The road starts at Km 114.8 of the first class I-8 road in the center of the town of Kostenets and heads west through the southern reaches of the Kostenets–Dolna Banya Valley. It passes through the spa town of Dolna Banya and the villages of Maritsa and Raduil and ascends to the Borovets ski resort (1,335 m) in the northern slopes of the highest mountain range in the Balkans, Rila. From Borovets the II-82 descends to the Samokov Valley to the north along the river Musalenska Bistritsa, runs through the homonymous town in direction south–north and after exiting the valley enters the short Kalkovo Gorge on the river Iskar at the latter's confluence with the Palakaria. Then, for 11 km it runs parallel to the western shores of the Iskar Reservoir, the largest in Bulgaria.
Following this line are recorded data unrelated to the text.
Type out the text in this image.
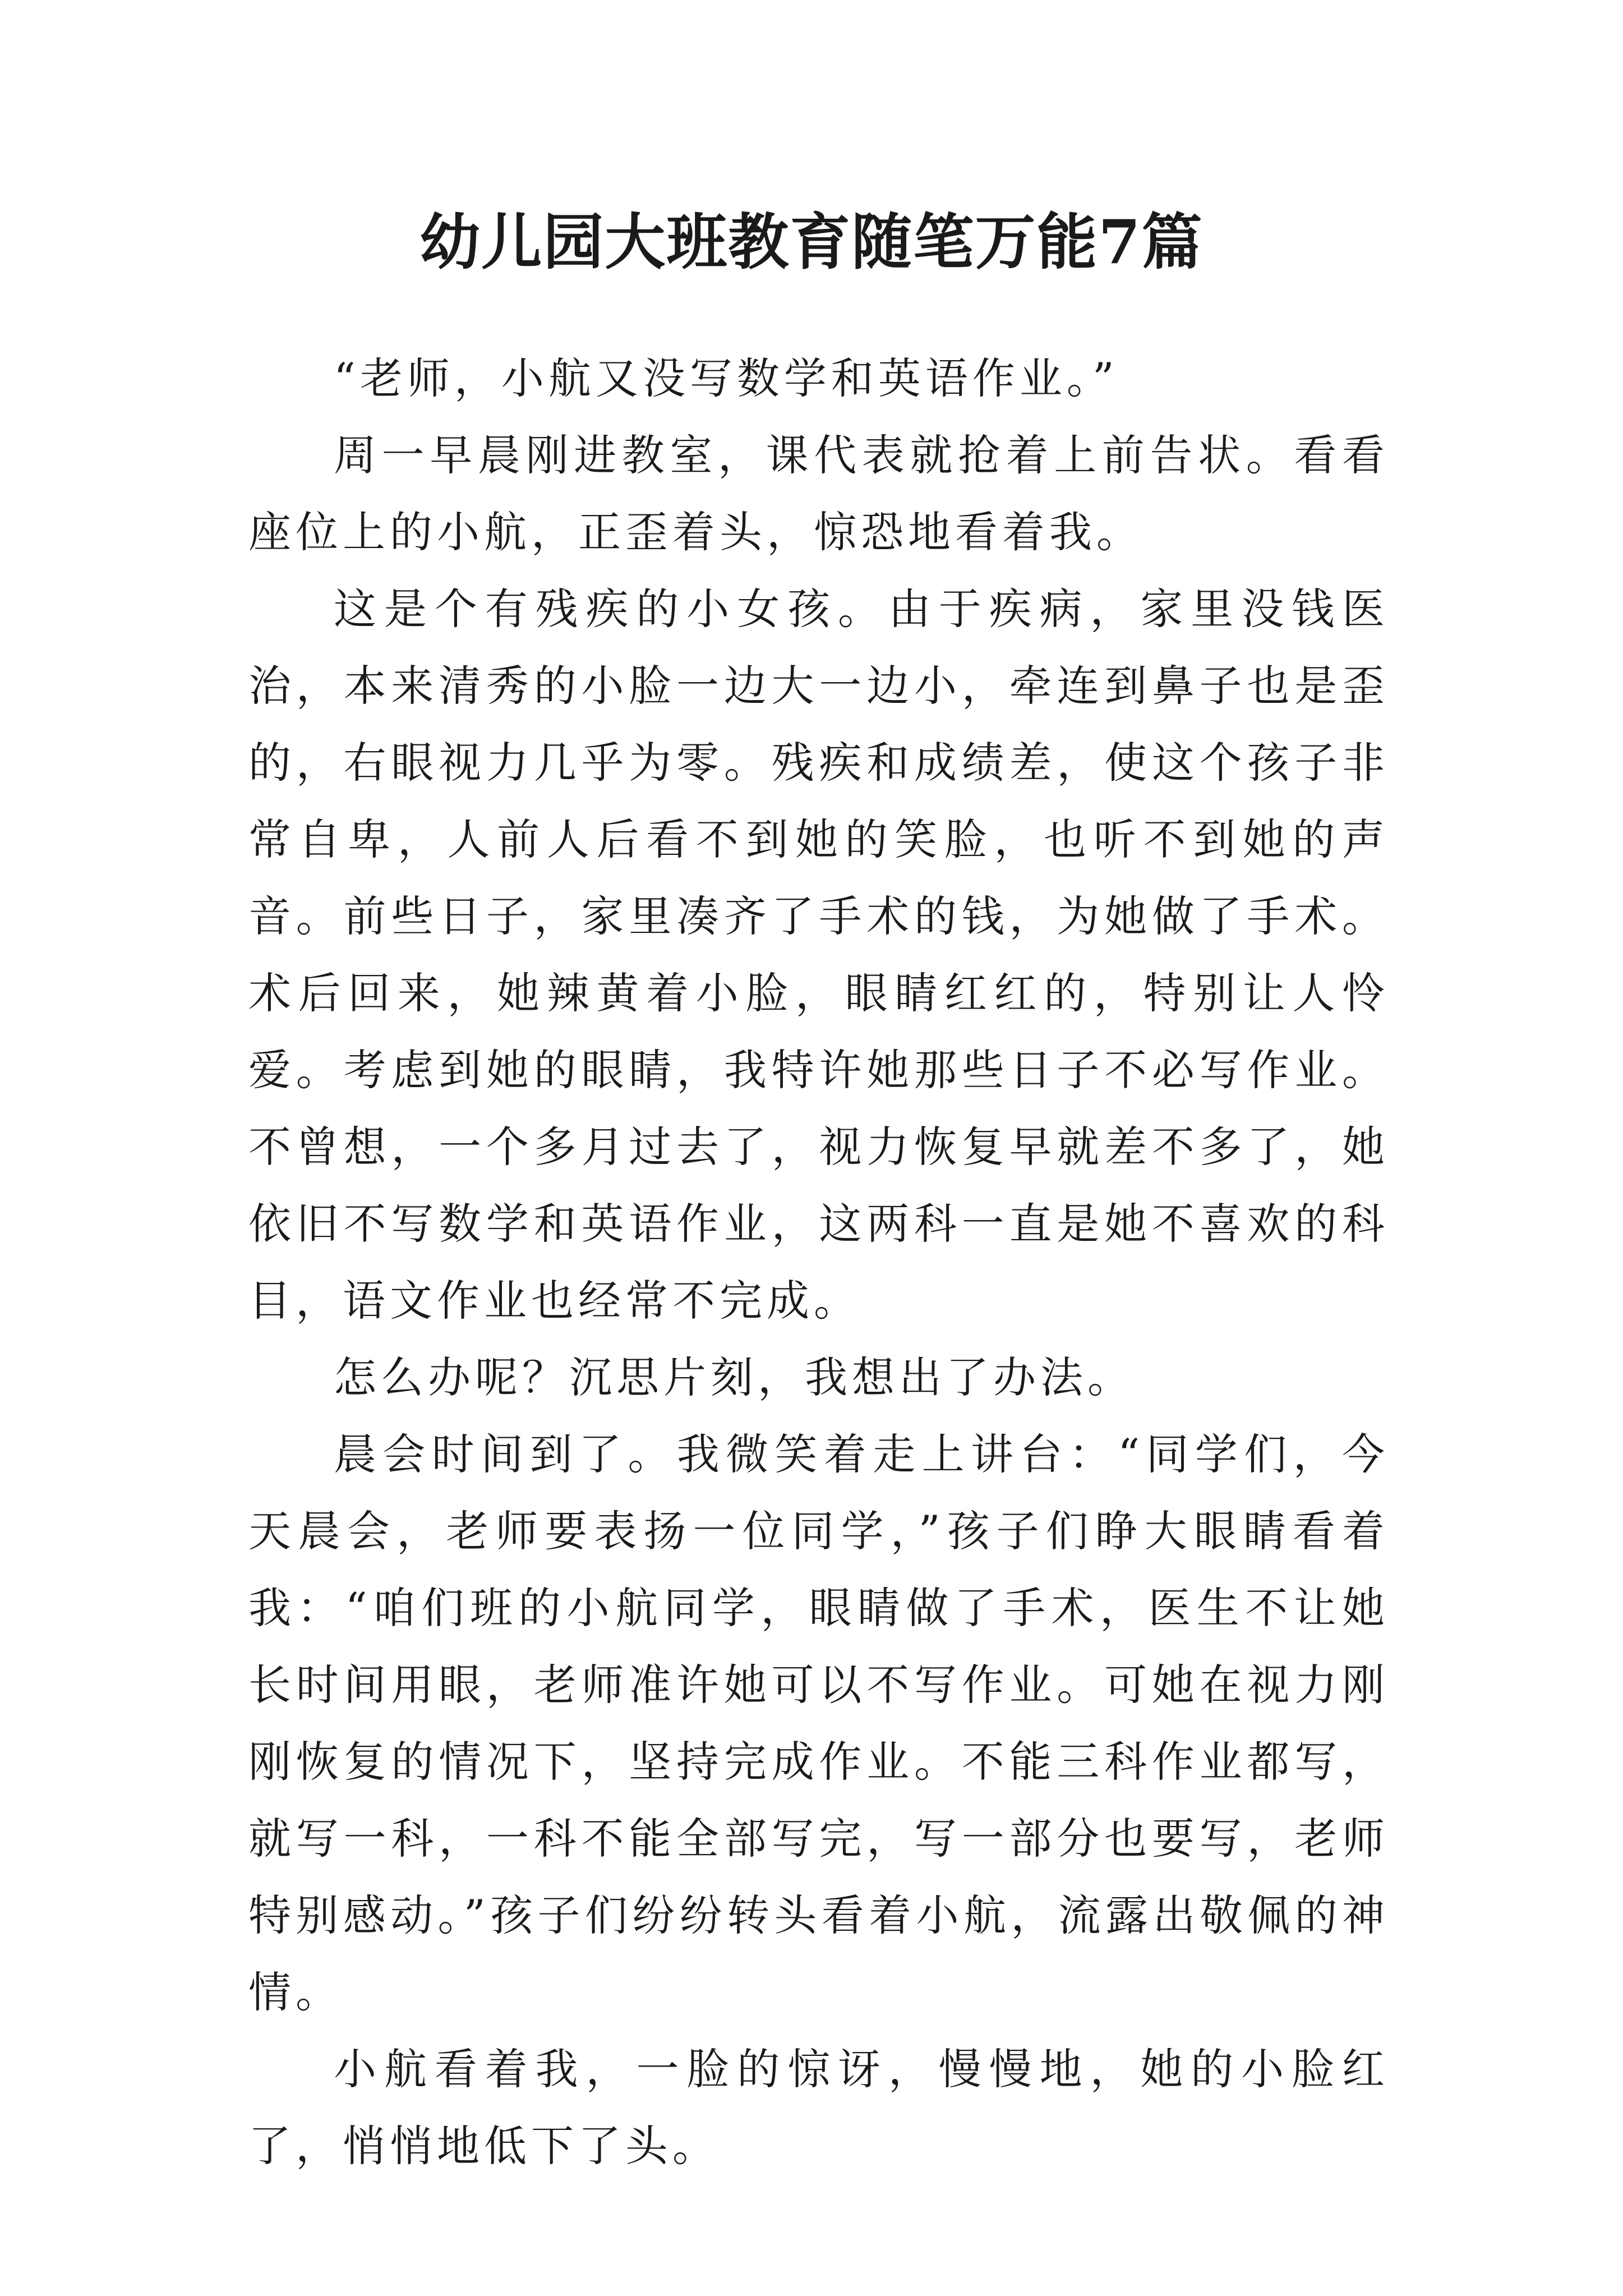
幼儿园大班教育随笔万能7篇

“老师，小航又没写数学和英语作业。”

周一早晨刚进教室，课代表就抢着上前告状。看看座位上的小航，正歪着头，惊恐地看着我。

这是个有残疾的小女孩。由于疾病，家里没钱医治，本来清秀的小脸一边大一边小，牵连到鼻子也是歪的，右眼视力几乎为零。残疾和成绩差，使这个孩子非常自卑，人前人后看不到她的笑脸，也听不到她的声音。前些日子，家里凑齐了手术的钱，为她做了手术。术后回来，她辣黄着小脸，眼睛红红的，特别让人怜爱。考虑到她的眼睛，我特许她那些日子不必写作业。不曾想，一个多月过去了，视力恢复早就差不多了，她依旧不写数学和英语作业，这两科一直是她不喜欢的科目，语文作业也经常不完成。

怎么办呢？沉思片刻，我想出了办法。

晨会时间到了。我微笑着走上讲台：“同学们，今天晨会，老师要表扬一位同学，”孩子们睁大眼睛看着我：“咱们班的小航同学，眼睛做了手术，医生不让她长时间用眼，老师准许她可以不写作业。可她在视力刚刚恢复的情况下，坚持完成作业。不能三科作业都写，就写一科，一科不能全部写完，写一部分也要写，老师特别感动。”孩子们纷纷转头看着小航，流露出敬佩的神情。

小航看着我，一脸的惊讶，慢慢地，她的小脸红了，悄悄地低下了头。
Downstream from the dam, in the vicinity of the village of Dolni Pasarel, the road enters the 22 km Pancharevo Gorge between the mountain ranges of Vitosha and Plana to the west and Lozen Mountain of Sredna Gora to the east. After exiting the gorge, the II-82 runs parallel to the western shores of Lake Pancharevo, passing through the villages of Kokalyane and Pancharevo. Some 2 km north of the latter the road reaches its terminus at Km 48.6 of the Sofia Ring Road (II-18) at the Gorublyane neighbourhood of the capital Sofia.

In the center of Samokov, it intersects with the eastern terminus of the second class II-62 road Kyustendil–Dupnitsa–Samokov.